To prepare pumpkin for recipes, wash it, cut it in half, scoop out the seeds and microwave, bake or boil the pumpkin until the pulp is soft. Remove the skin, then mash it by hand or puree it in a food processor blender.
To bake a pumpkin, place cut side down on a shallow baking dish and bake at 350o F for 30 minutes or longer. Test for doneness by piercing with a fork. When tender, remove from the oven and allow cooling.
Besides tasting great, pumpkin provides important Vitamin A and potassium for your body. Here is a recipe for using pumpkin:
Mini Pumpkin Spice Oatmeal Muffins
(Makes 32 mini-muffins or 12 six regular muffins)

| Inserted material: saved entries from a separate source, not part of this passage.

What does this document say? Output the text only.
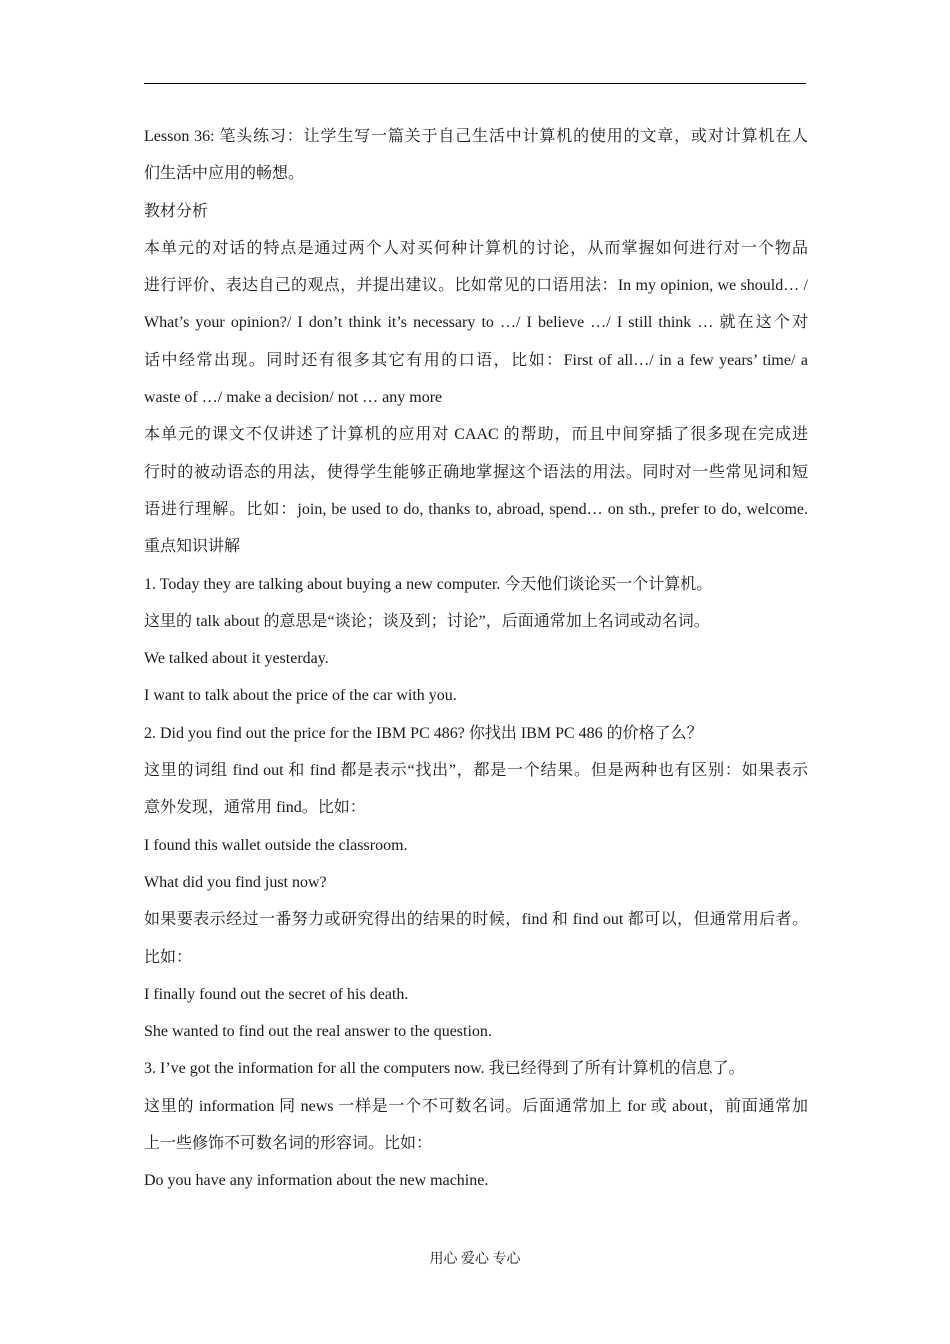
Lesson 36: 笔头练习：让学生写一篇关于自己生活中计算机的使用的文章，或对计算机在人
们生活中应用的畅想。
教材分析
本单元的对话的特点是通过两个人对买何种计算机的讨论，从而掌握如何进行对一个物品
进行评价、表达自己的观点，并提出建议。比如常见的口语用法：In my opinion, we should… /
What’s your opinion?/ I don’t think it’s necessary to …/ I believe …/ I still think … 就在这个对
话中经常出现。同时还有很多其它有用的口语，比如：First of all…/ in a few years’ time/ a
waste of …/ make a decision/ not … any more
本单元的课文不仅讲述了计算机的应用对 CAAC 的帮助，而且中间穿插了很多现在完成进
行时的被动语态的用法，使得学生能够正确地掌握这个语法的用法。同时对一些常见词和短
语进行理解。比如：join, be used to do, thanks to, abroad, spend… on sth., prefer to do, welcome.
重点知识讲解
1. Today they are talking about buying a new computer. 今天他们谈论买一个计算机。
这里的 talk about 的意思是“谈论；谈及到；讨论”，后面通常加上名词或动名词。
We talked about it yesterday.
I want to talk about the price of the car with you.
2. Did you find out the price for the IBM PC 486? 你找出 IBM PC 486 的价格了么？
这里的词组 find out 和 find 都是表示“找出”，都是一个结果。但是两种也有区别：如果表示
意外发现，通常用 find。比如：
I found this wallet outside the classroom.
What did you find just now?
如果要表示经过一番努力或研究得出的结果的时候，find 和 find out 都可以，但通常用后者。
比如：
I finally found out the secret of his death.
She wanted to find out the real answer to the question.
3. I’ve got the information for all the computers now. 我已经得到了所有计算机的信息了。
这里的 information 同 news 一样是一个不可数名词。后面通常加上 for 或 about，前面通常加
上一些修饰不可数名词的形容词。比如：
Do you have any information about the new machine.
用心 爱心 专心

1 ½ cups all-purpose flour
1 cup quick oats
¾ cup brown sugar
1 Tablespoon baking powder
½ teaspoon baking soda
½ teaspoon salt
1 ½ teaspoon pumpkin pie spice
1 cup pumpkin puree or canned pumpkin
¾ cup low-fat milk
1/3 cup oil
1 egg slightly beaten
¼ cup quick oats
1 Tbsp. brown sugar
1 Tbsp. melted margarine or butter
1/8 tsp. pumpkin pie spice
Spray muffin tins with cooking spray or use muffin liners. In a medium bowl, combine flour, quick oats, brown sugar, baking powder, baking soda, salt and pumpkin pie spice. In a separate bowl, mix pumpkin, milk, oil and egg. Add liquid ingredients to dry ingredients and stir until just moistened. Fill muffin cups two-thirds full. Mix topping ingredients. Sprinkle topping evenly over muffins. Bake mini-muffins at 400oF for 8-12 minutes or until evenly browned. Bake regular sized muffins for 15-18 minutes.